Il ajoute par la suite que la liberté d'expression, de savoir, et de
conscience, étaient limitées par la liberté d'autrui, les
sphères de liberté ne doivent pas se gêner les unes les
autres. Il était capital pour l'auteur de définir la
liberté dans ses champs politique et social car la signification de ce
terme était obscure et méconnue en Egypte. Mais l'auteur, issu de
cette même société, n'a rien trouvé de mieux que de
rapprocher les concepts d'égalité devant la Loi et de
liberté comme s'il s'agissait de synonymes, alors que les deux, bien que
corrélés, ne sont pas toujours réalisés en
même temps : il existe des sociétés libérales sans
égalité, et des sociétés égalitaires sans
liberté.
Tahtawi était le premier à faire
découvrir les droits de l'homme aux Egyptiens, et le premier à
leur faire connaître les plus grandes doctrines politiques qui se
trouvaient en Europe.
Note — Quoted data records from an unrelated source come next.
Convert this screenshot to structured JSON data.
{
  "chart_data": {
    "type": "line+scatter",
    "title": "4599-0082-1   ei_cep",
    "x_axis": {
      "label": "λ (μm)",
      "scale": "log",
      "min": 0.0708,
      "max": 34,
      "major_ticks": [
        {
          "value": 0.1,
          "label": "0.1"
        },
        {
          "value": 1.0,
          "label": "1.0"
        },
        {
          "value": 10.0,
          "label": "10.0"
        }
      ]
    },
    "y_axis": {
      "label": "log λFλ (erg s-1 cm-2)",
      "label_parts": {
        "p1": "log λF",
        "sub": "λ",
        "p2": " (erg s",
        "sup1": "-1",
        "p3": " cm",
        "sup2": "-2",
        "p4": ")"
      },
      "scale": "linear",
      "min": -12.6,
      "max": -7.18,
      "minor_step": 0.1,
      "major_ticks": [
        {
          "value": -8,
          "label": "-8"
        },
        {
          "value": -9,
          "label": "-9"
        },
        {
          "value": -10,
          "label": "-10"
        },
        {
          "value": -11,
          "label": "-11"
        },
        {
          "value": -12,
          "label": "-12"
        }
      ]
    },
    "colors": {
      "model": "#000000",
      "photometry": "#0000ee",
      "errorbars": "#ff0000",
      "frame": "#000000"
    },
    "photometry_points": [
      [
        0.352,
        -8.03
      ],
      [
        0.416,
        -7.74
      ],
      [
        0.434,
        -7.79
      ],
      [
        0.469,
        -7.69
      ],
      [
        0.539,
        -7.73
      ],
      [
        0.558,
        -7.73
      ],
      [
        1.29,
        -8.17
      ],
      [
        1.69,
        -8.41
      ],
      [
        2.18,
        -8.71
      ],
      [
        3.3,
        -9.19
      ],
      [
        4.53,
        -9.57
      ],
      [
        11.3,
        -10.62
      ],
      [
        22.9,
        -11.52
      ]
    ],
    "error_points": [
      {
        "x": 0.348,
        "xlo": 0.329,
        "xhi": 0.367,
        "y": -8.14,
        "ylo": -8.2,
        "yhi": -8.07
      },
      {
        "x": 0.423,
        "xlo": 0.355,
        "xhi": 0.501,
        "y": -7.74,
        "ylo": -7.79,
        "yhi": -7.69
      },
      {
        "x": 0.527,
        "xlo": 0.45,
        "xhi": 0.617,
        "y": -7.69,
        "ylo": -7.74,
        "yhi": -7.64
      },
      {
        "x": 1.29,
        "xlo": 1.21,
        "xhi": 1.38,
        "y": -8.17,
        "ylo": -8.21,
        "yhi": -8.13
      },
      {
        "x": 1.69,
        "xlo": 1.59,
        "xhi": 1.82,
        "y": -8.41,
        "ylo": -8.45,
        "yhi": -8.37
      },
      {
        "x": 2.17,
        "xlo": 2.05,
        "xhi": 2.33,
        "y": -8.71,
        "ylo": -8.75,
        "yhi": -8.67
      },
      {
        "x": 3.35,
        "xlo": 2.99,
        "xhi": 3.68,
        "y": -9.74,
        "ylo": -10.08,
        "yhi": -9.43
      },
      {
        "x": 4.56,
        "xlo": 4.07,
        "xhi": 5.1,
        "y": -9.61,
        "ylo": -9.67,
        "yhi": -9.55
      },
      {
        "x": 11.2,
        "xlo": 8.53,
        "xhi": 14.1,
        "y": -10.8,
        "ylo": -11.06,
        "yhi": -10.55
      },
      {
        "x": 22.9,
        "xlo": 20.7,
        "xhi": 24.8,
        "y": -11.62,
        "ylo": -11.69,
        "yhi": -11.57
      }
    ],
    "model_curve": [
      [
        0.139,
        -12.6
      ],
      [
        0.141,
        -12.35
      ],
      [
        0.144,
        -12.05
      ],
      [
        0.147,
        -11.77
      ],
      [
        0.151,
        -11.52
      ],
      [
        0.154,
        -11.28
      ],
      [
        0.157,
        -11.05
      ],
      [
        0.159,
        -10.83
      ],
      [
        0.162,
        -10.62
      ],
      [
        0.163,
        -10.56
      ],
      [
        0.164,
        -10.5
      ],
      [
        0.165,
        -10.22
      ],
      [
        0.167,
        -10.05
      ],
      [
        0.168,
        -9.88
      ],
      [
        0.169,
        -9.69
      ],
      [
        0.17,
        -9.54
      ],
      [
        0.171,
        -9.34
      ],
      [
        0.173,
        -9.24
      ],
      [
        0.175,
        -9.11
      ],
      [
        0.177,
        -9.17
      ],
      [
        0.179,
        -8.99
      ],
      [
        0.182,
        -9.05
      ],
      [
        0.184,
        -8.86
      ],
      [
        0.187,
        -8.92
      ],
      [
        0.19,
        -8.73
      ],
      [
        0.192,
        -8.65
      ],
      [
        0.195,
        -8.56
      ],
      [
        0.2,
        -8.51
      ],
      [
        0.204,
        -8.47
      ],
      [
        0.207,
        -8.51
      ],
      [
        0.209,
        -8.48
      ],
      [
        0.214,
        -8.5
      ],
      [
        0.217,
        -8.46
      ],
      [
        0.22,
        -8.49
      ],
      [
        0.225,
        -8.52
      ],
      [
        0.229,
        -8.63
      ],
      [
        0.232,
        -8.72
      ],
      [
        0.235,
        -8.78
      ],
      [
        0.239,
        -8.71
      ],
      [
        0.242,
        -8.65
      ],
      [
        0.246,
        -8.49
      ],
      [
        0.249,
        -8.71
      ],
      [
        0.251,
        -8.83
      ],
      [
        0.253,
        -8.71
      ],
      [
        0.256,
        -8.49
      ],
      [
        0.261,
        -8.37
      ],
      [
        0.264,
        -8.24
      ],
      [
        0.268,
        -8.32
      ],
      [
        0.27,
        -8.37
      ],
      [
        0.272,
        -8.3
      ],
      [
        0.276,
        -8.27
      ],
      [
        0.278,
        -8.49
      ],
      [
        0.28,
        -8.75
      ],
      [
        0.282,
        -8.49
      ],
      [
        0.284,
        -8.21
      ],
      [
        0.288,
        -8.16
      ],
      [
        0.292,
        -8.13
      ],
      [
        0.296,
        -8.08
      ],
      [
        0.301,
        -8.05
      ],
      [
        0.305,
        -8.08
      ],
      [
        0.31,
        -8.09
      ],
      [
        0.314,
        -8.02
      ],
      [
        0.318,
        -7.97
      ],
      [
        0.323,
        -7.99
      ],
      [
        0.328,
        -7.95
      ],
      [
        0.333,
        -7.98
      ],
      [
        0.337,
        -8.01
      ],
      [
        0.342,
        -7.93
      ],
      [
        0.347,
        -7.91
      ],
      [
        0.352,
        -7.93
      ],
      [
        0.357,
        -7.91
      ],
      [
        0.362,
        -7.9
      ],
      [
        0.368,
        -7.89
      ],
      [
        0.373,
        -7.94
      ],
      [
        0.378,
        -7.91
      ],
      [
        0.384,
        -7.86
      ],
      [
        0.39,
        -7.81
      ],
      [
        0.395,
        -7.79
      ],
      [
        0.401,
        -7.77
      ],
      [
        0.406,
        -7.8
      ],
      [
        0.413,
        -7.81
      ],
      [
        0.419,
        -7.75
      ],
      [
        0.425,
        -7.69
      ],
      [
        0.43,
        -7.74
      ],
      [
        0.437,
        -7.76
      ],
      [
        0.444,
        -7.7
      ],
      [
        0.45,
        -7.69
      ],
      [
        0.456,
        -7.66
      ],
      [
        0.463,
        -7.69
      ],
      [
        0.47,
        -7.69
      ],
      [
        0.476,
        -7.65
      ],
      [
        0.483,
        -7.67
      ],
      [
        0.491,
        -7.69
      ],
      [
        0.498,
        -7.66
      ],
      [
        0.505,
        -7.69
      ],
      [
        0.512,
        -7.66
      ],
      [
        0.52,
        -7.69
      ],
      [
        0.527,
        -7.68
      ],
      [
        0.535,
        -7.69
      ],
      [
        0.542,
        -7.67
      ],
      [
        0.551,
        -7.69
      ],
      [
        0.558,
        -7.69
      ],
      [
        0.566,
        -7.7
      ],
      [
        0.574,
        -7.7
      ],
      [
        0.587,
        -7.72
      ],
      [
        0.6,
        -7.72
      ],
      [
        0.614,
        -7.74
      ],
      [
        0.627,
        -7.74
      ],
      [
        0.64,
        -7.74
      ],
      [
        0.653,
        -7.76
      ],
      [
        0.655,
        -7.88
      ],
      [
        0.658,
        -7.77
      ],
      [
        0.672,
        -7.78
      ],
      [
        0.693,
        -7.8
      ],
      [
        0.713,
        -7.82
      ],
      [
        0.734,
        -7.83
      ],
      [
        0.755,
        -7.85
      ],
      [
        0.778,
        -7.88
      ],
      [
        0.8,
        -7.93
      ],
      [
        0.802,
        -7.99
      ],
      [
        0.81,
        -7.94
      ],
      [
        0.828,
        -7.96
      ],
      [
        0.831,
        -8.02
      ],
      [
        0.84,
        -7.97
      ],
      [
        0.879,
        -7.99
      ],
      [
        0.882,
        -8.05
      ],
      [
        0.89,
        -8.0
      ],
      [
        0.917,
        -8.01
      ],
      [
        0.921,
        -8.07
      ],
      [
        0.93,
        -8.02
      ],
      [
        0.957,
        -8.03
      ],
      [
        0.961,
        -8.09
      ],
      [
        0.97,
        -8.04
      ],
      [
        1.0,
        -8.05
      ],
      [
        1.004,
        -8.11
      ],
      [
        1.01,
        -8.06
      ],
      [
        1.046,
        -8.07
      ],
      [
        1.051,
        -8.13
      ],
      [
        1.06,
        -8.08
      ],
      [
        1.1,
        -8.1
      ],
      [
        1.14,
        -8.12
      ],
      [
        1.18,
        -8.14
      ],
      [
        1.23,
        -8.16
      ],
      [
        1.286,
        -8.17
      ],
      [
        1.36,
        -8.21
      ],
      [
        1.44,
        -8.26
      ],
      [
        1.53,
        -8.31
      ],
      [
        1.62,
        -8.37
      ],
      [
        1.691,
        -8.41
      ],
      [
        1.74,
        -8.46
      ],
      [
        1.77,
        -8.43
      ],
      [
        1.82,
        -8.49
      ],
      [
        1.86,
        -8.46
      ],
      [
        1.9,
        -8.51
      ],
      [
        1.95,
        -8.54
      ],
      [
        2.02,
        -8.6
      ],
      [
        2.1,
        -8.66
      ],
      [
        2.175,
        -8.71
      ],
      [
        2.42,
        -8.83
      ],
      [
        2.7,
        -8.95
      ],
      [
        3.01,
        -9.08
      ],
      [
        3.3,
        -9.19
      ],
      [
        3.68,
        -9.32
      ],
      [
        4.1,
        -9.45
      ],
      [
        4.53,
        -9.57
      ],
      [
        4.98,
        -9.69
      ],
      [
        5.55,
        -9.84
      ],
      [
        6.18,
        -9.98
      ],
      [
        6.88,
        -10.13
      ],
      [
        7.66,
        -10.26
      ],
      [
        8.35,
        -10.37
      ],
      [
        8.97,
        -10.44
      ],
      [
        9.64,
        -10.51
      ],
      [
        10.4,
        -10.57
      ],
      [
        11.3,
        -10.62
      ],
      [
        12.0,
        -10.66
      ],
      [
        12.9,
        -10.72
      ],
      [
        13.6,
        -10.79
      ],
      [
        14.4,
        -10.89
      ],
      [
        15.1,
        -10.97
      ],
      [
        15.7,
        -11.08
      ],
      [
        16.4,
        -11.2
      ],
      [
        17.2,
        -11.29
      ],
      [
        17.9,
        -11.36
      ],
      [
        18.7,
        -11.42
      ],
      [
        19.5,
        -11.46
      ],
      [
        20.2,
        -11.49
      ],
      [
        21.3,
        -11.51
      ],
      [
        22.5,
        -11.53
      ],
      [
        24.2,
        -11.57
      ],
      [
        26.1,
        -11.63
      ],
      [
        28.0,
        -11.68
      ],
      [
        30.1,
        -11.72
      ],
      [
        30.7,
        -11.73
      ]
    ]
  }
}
Il fit une description élogieuse du
libéralisme politique et en expliqua les différents aspects. De
plus, il défendit l'idée d'égalité entre citoyens
devant les droits et les devoirs, l'égalité des chances et le
reste des libertés fondamentales.
Quant à la « zamanyia » et au principe de
« laïcité », Tahtawi note que la constitution
française se fonde sur des bases profanes et séculières,
non sur un contenu théologique : « Le livre qui contient la Loi
française s'appelle « charte » qui signifie en latin «
feuille ». {É} La majorité de son contenu ne provient ni du
Livre sacré, ni des évangiles. Et on ne sait comment leurs
esprits sont arrivés au postulat que l'égalité devant le
Droit était la cause de la stabilité de l'Etat. »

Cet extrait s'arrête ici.